DCN ARCHIVES

March 16, 2005

CCA CONFERENCE COVERAGE

Passing the torch

CCA delegates learn about succession planning

CANCUN, Mexico

Regina contractor Wayne Morsky, who began working part-time in his family’s heavy construction business at the age of 13, is passionate about the subject of families in business.

President of the Regina chapter of The Canadian Association of Family Enterprise (CAFE), Morsky recently made a presentation on a subject near and dear to his heart — succession planning.

Wayne Morsky

“It’s not only about business,” he told delegates attending the Canadian Construction Association’s (CCA) annual conference in Cancun. “It’s about passing the torch from one generation to the next.”

Morsky started working full-time for The Morsky Group of Companies when he was 17. The company was founded by his father, a Ukrainian immigrant, “who had the vision of starting a business that would support his family for many years to come.”

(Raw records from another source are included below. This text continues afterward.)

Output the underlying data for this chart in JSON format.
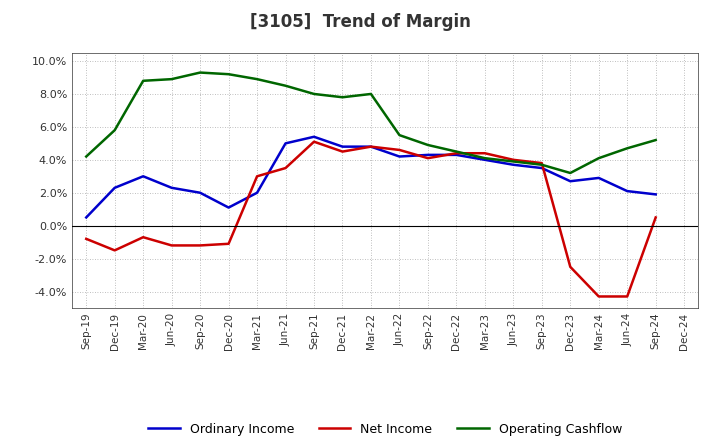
{
  "title": "[3105]  Trend of Margin",
  "x_labels": [
    "Sep-19",
    "Dec-19",
    "Mar-20",
    "Jun-20",
    "Sep-20",
    "Dec-20",
    "Mar-21",
    "Jun-21",
    "Sep-21",
    "Dec-21",
    "Mar-22",
    "Jun-22",
    "Sep-22",
    "Dec-22",
    "Mar-23",
    "Jun-23",
    "Sep-23",
    "Dec-23",
    "Mar-24",
    "Jun-24",
    "Sep-24",
    "Dec-24"
  ],
  "ordinary_income": [
    0.5,
    2.3,
    3.0,
    2.3,
    2.0,
    1.1,
    2.0,
    5.0,
    5.4,
    4.8,
    4.8,
    4.2,
    4.3,
    4.3,
    4.0,
    3.7,
    3.5,
    2.7,
    2.9,
    2.1,
    1.9,
    null
  ],
  "net_income": [
    -0.8,
    -1.5,
    -0.7,
    -1.2,
    -1.2,
    -1.1,
    3.0,
    3.5,
    5.1,
    4.5,
    4.8,
    4.6,
    4.1,
    4.4,
    4.4,
    4.0,
    3.8,
    -2.5,
    -4.3,
    -4.3,
    0.5,
    null
  ],
  "operating_cashflow": [
    4.2,
    5.8,
    8.8,
    8.9,
    9.3,
    9.2,
    8.9,
    8.5,
    8.0,
    7.8,
    8.0,
    5.5,
    4.9,
    4.5,
    4.1,
    3.9,
    3.7,
    3.2,
    4.1,
    4.7,
    5.2,
    null
  ],
  "ylim": [
    -5.0,
    10.5
  ],
  "yticks": [
    -4.0,
    -2.0,
    0.0,
    2.0,
    4.0,
    6.0,
    8.0,
    10.0
  ],
  "colors": {
    "ordinary_income": "#0000CC",
    "net_income": "#CC0000",
    "operating_cashflow": "#006600"
  },
  "title_color": "#333333",
  "legend_labels": [
    "Ordinary Income",
    "Net Income",
    "Operating Cashflow"
  ]
}
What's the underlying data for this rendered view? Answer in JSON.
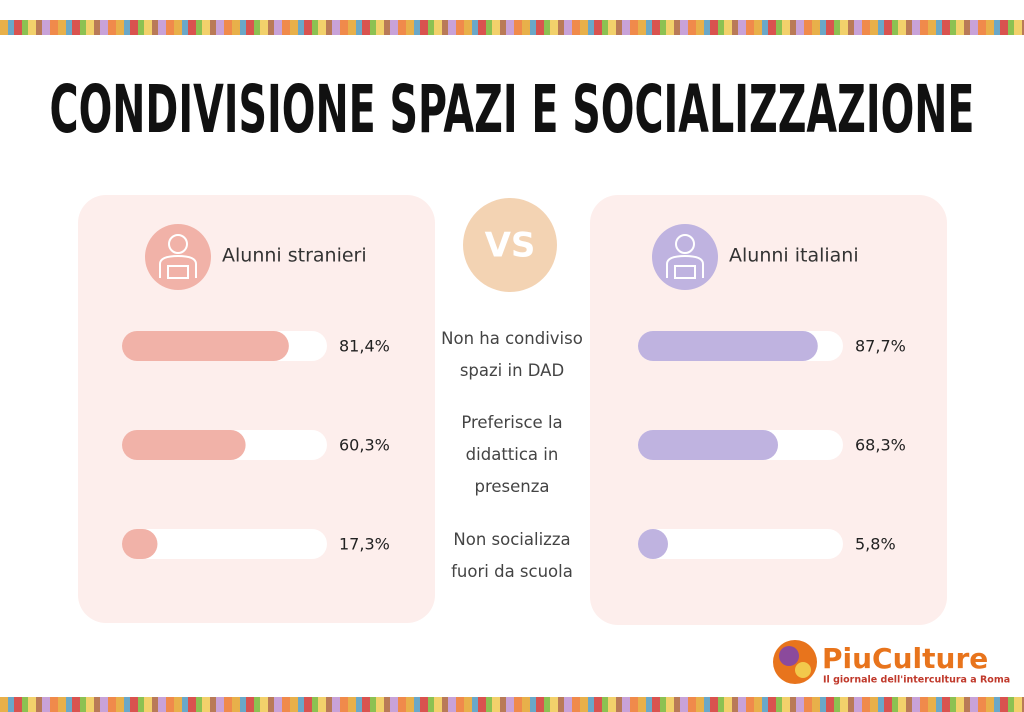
{
  "chart_data": {
    "type": "bar",
    "title": "CONDIVISIONE SPAZI E SOCIALIZZAZIONE",
    "categories": [
      "Non ha condiviso spazi in DAD",
      "Preferisce la didattica in presenza",
      "Non socializza fuori da scuola"
    ],
    "series": [
      {
        "name": "Alunni stranieri",
        "color": "#f1b2a8",
        "values": [
          81.4,
          60.3,
          17.3
        ],
        "value_labels": [
          "81,4%",
          "60,3%",
          "17,3%"
        ]
      },
      {
        "name": "Alunni italiani",
        "color": "#bfb3e0",
        "values": [
          87.7,
          68.3,
          5.8
        ],
        "value_labels": [
          "87,7%",
          "68,3%",
          "5,8%"
        ]
      }
    ],
    "xlim": [
      0,
      100
    ]
  },
  "vs": "VS",
  "logo": {
    "name": "PiuCulture",
    "tagline": "Il giornale dell'intercultura a Roma"
  }
}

Now a partner in the company, Morsky shared his experiences of being a second-generation family business member “with the third generation knocking on the door” in a session entitled “Fair vs. Equal.”

As part of the program, contractors watched a video dealing with the fallout that occurred after the sudden death of the founder of a family-owned manufacturing company.

The founder’s widow grappled with the issue of how to be fair to her four children, only one of whom worked in the business. CCA delegates broke into small groups and brainstormed ideas on what should be done.

“There are no right answers,” said Morsky, who sits on the national board of CAFE, whose mission is to promote the understanding and well-being of the family in business.

CAFE was a not-for-profit national organization founded in 1983. It has 15 chapters across the country, representing some 1,000 family businesses.

Statistics indicate that 70 per cent of family businesses do not survive the transition to a second generation while 90 per cent do not make it to a third generation.

However, a Sun Life Financial survey of CAFE members noted that 60 per cent of its member firms were being operated by the second generation or higher.

“CAFE is a powerful resource for families wanting to overcome the challenges and beat the odds,” Morsky said. “It offers an outsider’s perspective and an insider’s understanding of family business.”

Morsky came up with the idea for the presentation during a conversation with retiring CCA chair Shirley Westeinde.

“We began to realize how many other construction companies were family businesses,” Morsky said.

He has since given the presentation to about 12 different groups.